La Vie des Formes: Exposition #6, saison 4
Curation de l'exposition : Barbara Musetti
79 impasse du Cherche-Midi, 75006 Paris
« La forme n’est qu’une vue de l’esprit, tant qu’elle ne vit pas dans la matière ».
Tels sont les mots d’Henri Foncillon dans son célèbre ouvrage La vie des formes, auquel nous avons emprunté le titre de cette exposition consacrée à cinq artistes aux techniques différentes mais au credo commun : la compréhension du monde exige du “flair tactile”.
Les matières, on le sait, comportent une certaine destinée, une certaine vocation formelle, elles sont choisies non seulement pour leur commodité mais parce que toutes les formes brutes de ces matières, suggèrent d’autres formes. Les matières de la nature se métamorphosent ainsi progressivement en matière de l’art.
En envisageant la technique comme un processus et en essayant de la reconstituer comme tel, les cinq artistes ici exposées dépassent, chacune à travers son propre
langage, les phénomènes de surface pour saisir des relations plus profondes au monde.
Pour Meaghan Matthews, la technique est le développement organique de la vie des formes.Telle une biologiste ou une astronome, sa représentation du vivant passe à travers une plongée dans la matière qui révèle ses structures sous forme poétique. Du macrocosme au microcosme, la terre, vue du ciel ou de son noyau, laisse ses empreintes que l’artiste enregistre dans une matière - verre, peinture, résine – susceptible d’en établir le récit.
Un récit émancipé de la figuration et parfois suspendu à un fil, comme celui de Solenne Jolivet qui en a fait son pinceau et sa couleur. Laissé libre d’évoluer dans l’espace, ce fil crée les trames de nouveaux récits, de labyrinthes tissés qui donnent vie à des peintures en trois dimensions capables de tromper le regard, au point d’imaginer une matière singulière, touchée sans technique, et une surface sans repère, qui nous aspire dans les abysses de la couleur.

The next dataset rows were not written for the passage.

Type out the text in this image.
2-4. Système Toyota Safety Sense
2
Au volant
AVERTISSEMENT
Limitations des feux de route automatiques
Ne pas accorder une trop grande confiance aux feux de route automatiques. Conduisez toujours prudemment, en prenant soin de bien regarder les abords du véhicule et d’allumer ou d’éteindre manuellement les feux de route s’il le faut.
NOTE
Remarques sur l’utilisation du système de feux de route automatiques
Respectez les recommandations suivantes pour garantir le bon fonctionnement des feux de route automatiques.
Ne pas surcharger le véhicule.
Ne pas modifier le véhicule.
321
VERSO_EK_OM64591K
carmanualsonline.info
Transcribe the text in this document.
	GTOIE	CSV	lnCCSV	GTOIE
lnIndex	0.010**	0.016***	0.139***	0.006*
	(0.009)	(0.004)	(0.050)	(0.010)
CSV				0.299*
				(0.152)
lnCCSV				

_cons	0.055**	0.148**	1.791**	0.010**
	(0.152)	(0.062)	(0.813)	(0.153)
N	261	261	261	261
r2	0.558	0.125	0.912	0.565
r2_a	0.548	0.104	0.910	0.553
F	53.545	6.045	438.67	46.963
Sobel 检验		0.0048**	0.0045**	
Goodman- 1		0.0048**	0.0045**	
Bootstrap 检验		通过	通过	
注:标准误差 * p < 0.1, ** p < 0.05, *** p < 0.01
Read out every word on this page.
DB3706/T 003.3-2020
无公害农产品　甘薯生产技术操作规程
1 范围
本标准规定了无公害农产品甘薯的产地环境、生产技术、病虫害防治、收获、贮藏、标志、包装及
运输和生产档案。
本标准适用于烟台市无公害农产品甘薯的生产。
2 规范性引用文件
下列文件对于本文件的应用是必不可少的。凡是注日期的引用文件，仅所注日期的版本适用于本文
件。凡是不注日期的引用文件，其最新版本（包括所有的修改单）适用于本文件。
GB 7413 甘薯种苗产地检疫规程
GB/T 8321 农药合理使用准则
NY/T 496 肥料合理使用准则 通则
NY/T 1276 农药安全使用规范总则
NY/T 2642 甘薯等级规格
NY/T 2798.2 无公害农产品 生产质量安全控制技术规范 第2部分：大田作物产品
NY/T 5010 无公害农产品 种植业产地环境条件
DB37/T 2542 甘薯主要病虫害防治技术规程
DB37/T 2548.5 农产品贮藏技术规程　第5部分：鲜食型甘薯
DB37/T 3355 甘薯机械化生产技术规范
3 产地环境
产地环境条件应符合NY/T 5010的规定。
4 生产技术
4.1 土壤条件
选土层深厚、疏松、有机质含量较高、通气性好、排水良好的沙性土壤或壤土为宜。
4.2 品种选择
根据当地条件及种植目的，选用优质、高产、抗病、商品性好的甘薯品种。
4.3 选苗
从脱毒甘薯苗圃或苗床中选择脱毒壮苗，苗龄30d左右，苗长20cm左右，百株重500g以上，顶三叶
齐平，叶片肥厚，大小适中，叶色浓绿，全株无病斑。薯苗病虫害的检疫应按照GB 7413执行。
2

C’est aussi un fil qui donne forme aux traits des carnets de Camille Bertrand, réalisés lors de ses pérégrinations au Maroc, entre ciels et montagnes. Il en ressort des horizons brodés en fils de laine ou de chanvre teintés naturellement par l’artiste, des pièces « pièces conteuses » où les sillons de l’espace et du temps sont aussi imperceptibles qu’avec les points de la technique ancienne Rozlaby invisibles à l’envers de la toile. Des invitations poétiques qui font d’une ligne la promesse d’un paysage, réel ou imaginé.
Les paysages de Lola Mercier nourris de mythes et de rêves, sont peuplés de volcans, de cavernes, d’îles incendiées par les flammes d’un soleil coulant, d’un réalisme devenu magique par l’outrance des couleurs vives. La dimension onirique et émotionnelle de ces lieux prend forme à travers la légèreté ondulante de la soie peinte à la main ou sous les strates des tissus assemblés comme des objets trouvés. Des paysages en transformation, métaphores d’une sismographie intérieure.
La vie des formes se cherche souvent d’autres voies, comme avec les lignes enchanteresses de Letizia Giannella, qui (se) font (un) chemin, qui défient les limites et les confins, qui ont appris dans le temps à tracer sur le papier la géographie et l’histoire d’un monde personnel et poétique, fait de globes, d’îles et de chemins sensibles. Il en ressort une cartographie minutieuse, faite de traits infinis et instinctifs, presque inconscients, par lesquels la répétition du geste multiplie le savoir. Une cartographie où le creux révèle le relief et l’absence œuvre en résonance avec la mémoire des lieux et des peuples qui les ont habités. Les vies reprennent ainsi forme.